TV-Serie „The Leftovers“: Von allen guten Geistern verlassen

The Leftovers/HBO

Mystery-Serien haben es nicht leicht. Da kann einiges schiefgehen. Das Mysterium kann zum Beispiel zu früh aufgelöst werden. Siehe „Twin Peaks“ (Der VATER ist der Mörder!). Oder aber, das Mysterium wird so lange mit weiteren Rätseln aufgepumpt, bis den Autoren keine gescheite Lösung mehr einfällt. Siehe „Lost“ (und das YouTube-Video am Ende des Postings).

Apropos „Lost“. Damon Lindelof hat diese Serie maßgeblich als Co-Erfinder und Showrunner geprägt. Jetzt hat er ein neues TV-Vehikel. „The Leftovers“ heißt die HBO-Serie, die nur wenige Stunden zeitversetzt auch beim deutschen Pay-TV-Anbieter Sky läuft. Es ist eine Mysterie-Serie – und sie erweitert das Fehlerspektrum des Genres um einen weiteren Punkt. „The Leftovers“ präsentiert ein großes Mysterium, ohne sich damit großartig zu beschäftigen.

In „The Leftovers“ verschwinden urplötzlich 140 Millionen Menschen weltweit. Ohne Vorwarnung. Ohne Erklärung. Die Wissenschaft verzweifelt. Die Kirchen frohlocken. Auch in der kleinen US-Stadt Mapleton sind 100 Einwohner einfach wie vom Erdboden verschluckt.

Die Serie spielt drei Jahre nach dem merkwürdigen Event und schildert die Probleme der „Hinterbliebenen“. Im Zentrum steht dabei die Familie des Polizeichefs Garvey, der merkwürdige Begegnungen mit einem „Mystery-Man“ im Stil des Krebskandidaten aus „Akte X“ hat und von allen für wahnsinnig gehalten wird. Garveys Tochter ist ein typischer Teenager mit Sex und Drogen und schlechten Einflüssen. Der Sohn folgt einem gemeingefährlichen Wunderheiler mit Vorliebe für asiatische Mädchen anscheinend ins Verderben. Und die Mutter? Die hat sich einem Kult angeschlossen, deren Mitglieder ein Schweigegelübde abgelegt haben, Kette rauchen, nur weiß tragen und die Bewohner von Mapleton stalken.

Dazu gibt es verzweifelte Priester mit komatösen Ehefrauen, wilde Hunde, Zwillinge, Steinigungen, spurlos verschwundene Bagels und jede Menge laute und extrem schnell geschnittene Flashbacks.

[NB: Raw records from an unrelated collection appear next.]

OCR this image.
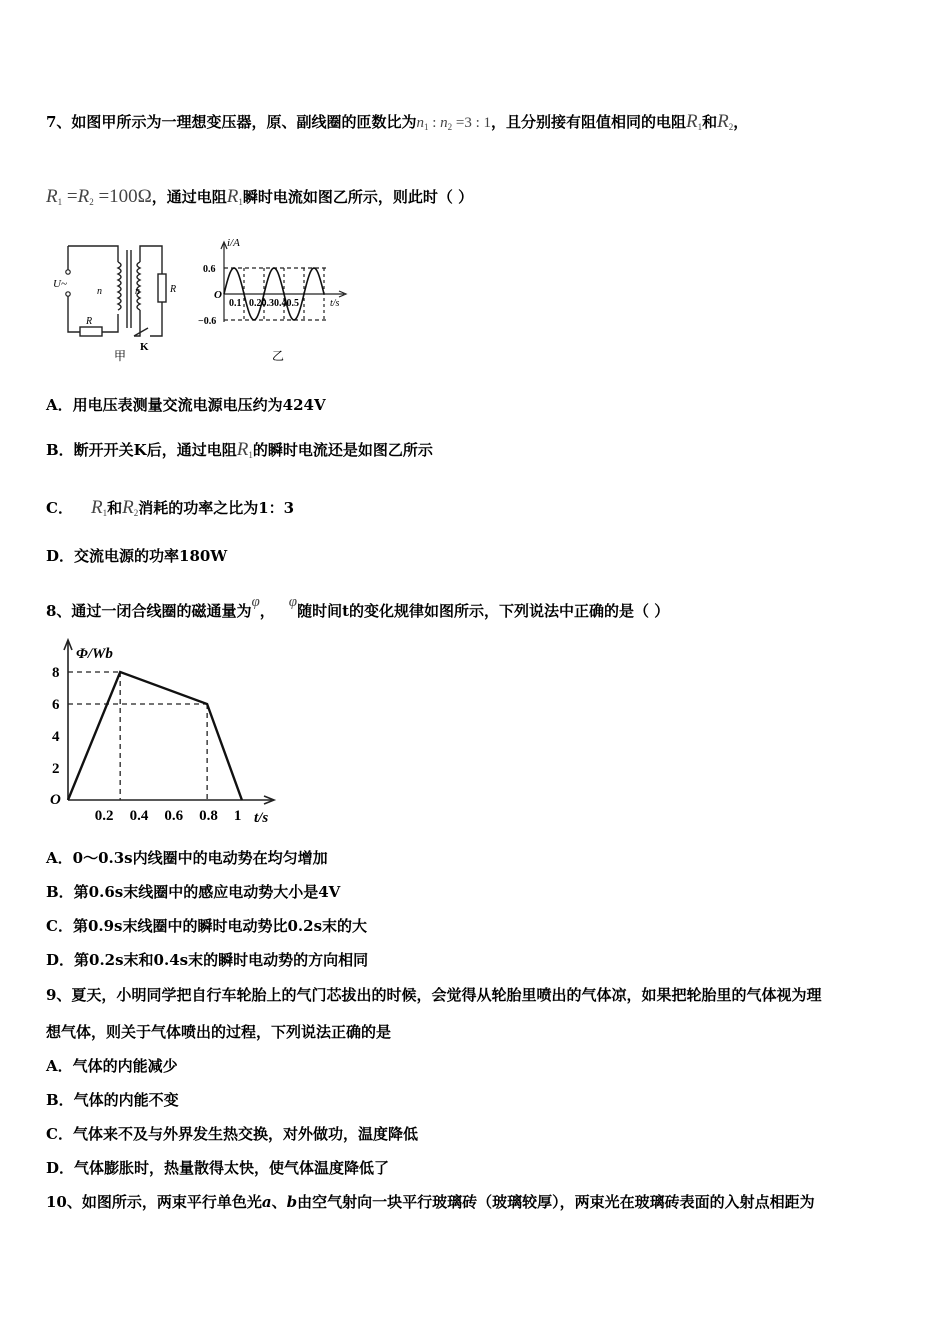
7、如图甲所示为一理想变压器，原、副线圈的匝数比为$n_1$ : $n_2 =3$ : 1，且分别接有阻值相同的电阻$R_1$和$R_2$，
$R_1 =R_2 =100\Omega$，通过电阻$R_1$瞬时电流如图乙所示，则此时（ ）
U~
n	n
R
R
K
甲
i/A
0.6
−0.6
O
0.1   0.20.30.40.5	t/s
乙
A．用电压表测量交流电源电压约为424V
B．断开开关K后，通过电阻$R_1$的瞬时电流还是如图乙所示
C． $R_1$和$R_2$消耗的功率之比为1：3
D．交流电源的功率180W
8、通过一闭合线圈的磁通量为φ， φ随时间t的变化规律如图所示，下列说法中正确的是（ ）
0.2 0.4 0.6 0.8 1
2
4
6
8
Φ/Wb
t/s
O
A．0～0.3s内线圈中的电动势在均匀增加
B．第0.6s末线圈中的感应电动势大小是4V
C．第0.9s末线圈中的瞬时电动势比0.2s末的大
D．第0.2s末和0.4s末的瞬时电动势的方向相同
9、夏天，小明同学把自行车轮胎上的气门芯拔出的时候，会觉得从轮胎里喷出的气体凉，如果把轮胎里的气体视为理
想气体，则关于气体喷出的过程，下列说法正确的是
A．气体的内能减少
B．气体的内能不变
C．气体来不及与外界发生热交换，对外做功，温度降低
D．气体膨胀时，热量散得太快，使气体温度降低了
10、如图所示，两束平行单色光a、b由空气射向一块平行玻璃砖（玻璃较厚），两束光在玻璃砖表面的入射点相距为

„The Leftovers“ ist vor allem eines: niederschmetternd. Die ganze Zeit herrscht eine depressive Grundstimmung, die mir ab Folge drei die Lust raubt, die Schicksale der Bewohner von Mapleton weiterzuverfolgen. Lindelof liefert ein Psychogramm einer kranken Kleinstadt ab, das leider nicht fesselt – und sich dann auch ganz gerne mal bei anderen Serien wie „Hannibal“ bedient.

An den Darstellern liegt es nicht, dass „The Leftovers“ nicht so richtig funzt. Liv Tyler spielt mit. Der großartige Justin Theroux auch. Michael Gaston darf Kautabak kauen und Christopher Eccleston ins Casino gehen. Dazu kommen Gaststars wie „The Leftovers“-Regisseur Peter Berg (GROßARTIG!), Brad „Buddy“ Leland aus „Friday Night Lights“ und Janel „Donna“ Moloney aus „The West Wing“.

Nichtsdestotrotz: „The Leftovers“ ist eine Enttäuschung. Man leidet nicht voller Wonne mit, sondern möchte einfach nur abschalten, weil man das Elend von Mapleton nicht mehr ertragen kann.

David Lynch hatte damals mal eine Idee für eine weitere Mysterie-TV-Serie. „Mullholland Drive“ sollte sie heißen. Als die Senderverantwortlichen den Piloten sahen, lehnten sie dankend ab. Lynch machte einen Kinostreifen draus. Natürlich ohne Auflösung der vielen Mysterien.

Vielleicht wäre dies auch das Richtige für „The Leftovers“ gewesen.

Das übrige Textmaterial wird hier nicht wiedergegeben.